Canva Killed Their Affiliate Program. Here's What Creators Should Do.
Canva shut down its affiliate program on March 15 — effective immediately, no wind-down period. If you’re a creator or blogger earning commissions on Canva referrals, that revenue is gone. More importantly: this tells you something about where Canva is headed, and it’s not toward small creators.
- What: Canva ended its affiliate program with zero notice
- Who’s affected: Creators, bloggers, and YouTubers earning Canva referral commissions
- What to do: Switch design tool recommendations to Figma (25% recurring) or Adobe Express (15%)
- Signal: Canva is pivoting from creator-led growth to enterprise sales
What happened
Canva emailed its affiliate partners on March 15 with a short notice: the affiliate program is closed, effective immediately. No 30-day wind-down, no final payout period for pending conversions, no explanation beyond “strategic realignment.”
This follows Canva’s pattern over the past year. They raised enterprise pricing twice, launched Canva for Teams with aggressive per-seat pricing, and hired a new VP of Enterprise Sales from Salesforce. The affiliate program — which paid a flat $36 per annual Pro signup — was a relic from Canva’s growth phase. Now that they have 190 million users, they don’t need bloggers driving signups anymore.

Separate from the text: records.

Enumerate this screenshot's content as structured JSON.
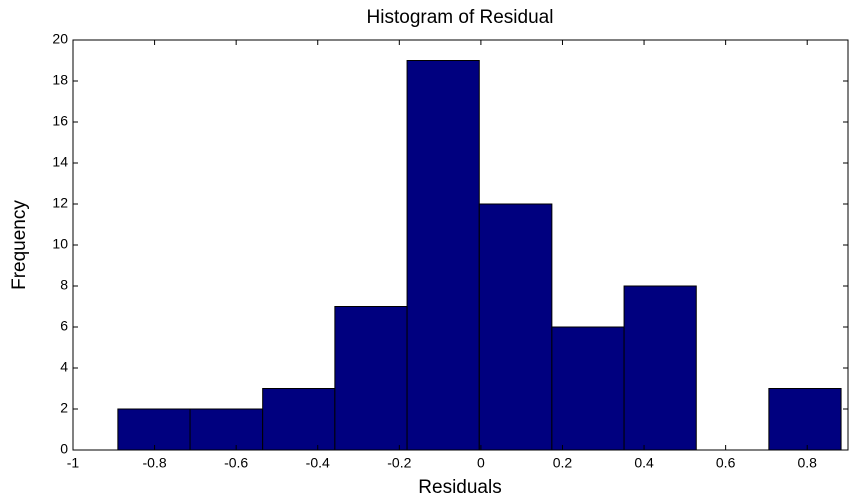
{
  "chart_data": {
    "type": "histogram",
    "title": "Histogram of Residual",
    "x_label": "Residuals",
    "y_label": "Frequency",
    "bins": [
      -0.89,
      -0.713,
      -0.535,
      -0.358,
      -0.181,
      -0.004,
      0.174,
      0.351,
      0.528,
      0.706,
      0.883
    ],
    "values": [
      2,
      2,
      3,
      7,
      19,
      12,
      6,
      8,
      0,
      3
    ],
    "color": "#00007f",
    "xlim": [
      -1,
      0.9
    ],
    "xticks": [
      -1,
      -0.8,
      -0.6,
      -0.4,
      -0.2,
      0,
      0.2,
      0.4,
      0.6,
      0.8
    ],
    "ylim": [
      0,
      20
    ],
    "yticks": [
      0,
      2,
      4,
      6,
      8,
      10,
      12,
      14,
      16,
      18,
      20
    ]
  }
}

Existing referral links will continue working for user tracking but will no longer generate commissions after March 31.
Why this matters for you
If you’re recommending design tools to your audience — in blog posts, YouTube videos, newsletters, or tool lists — you need to update your recommendations. Not because Canva got worse as a product (it didn’t), but because the affiliate program was the financial incentive to recommend it over alternatives.
This is the honest reality of affiliate content: when the commission disappears, you need to re-evaluate whether your recommendation was about the product or about the payout. If your Canva recommendation was genuine, keep recommending it — just without the link. If it was commission-driven, this is a good moment for a reset.
Two alternatives have active affiliate programs right now:
Figma launched their affiliate program in February with 25% recurring commission. For creators whose audience does actual design work (not just social media graphics), Figma is the stronger product anyway. The affiliate program just makes it financially viable to recommend.
Adobe Express offers 15% on Creative Cloud subscriptions. Lower commission, but Adobe’s brand recognition converts well — especially with audiences that already use Photoshop or Lightroom.
The take
This was predictable. Every SaaS company that reaches market dominance eventually kills its affiliate program — or guts the rates. HubSpot cut rates from 100% to 30%. Amazon has cut rates six times. Canva went from generous to zero overnight.
The lesson for anyone building on affiliate revenue: never let one program account for more than 20% of your income. Diversify across tools, and always have a recommendation ready for when the program dies.
For Canva specifically: the product is still good. Keep recommending it if it’s genuinely the best option for your audience. Just know that the financial incentive to do so is gone — and if that changes your recommendation, your readers deserved a more honest recommendation in the first place.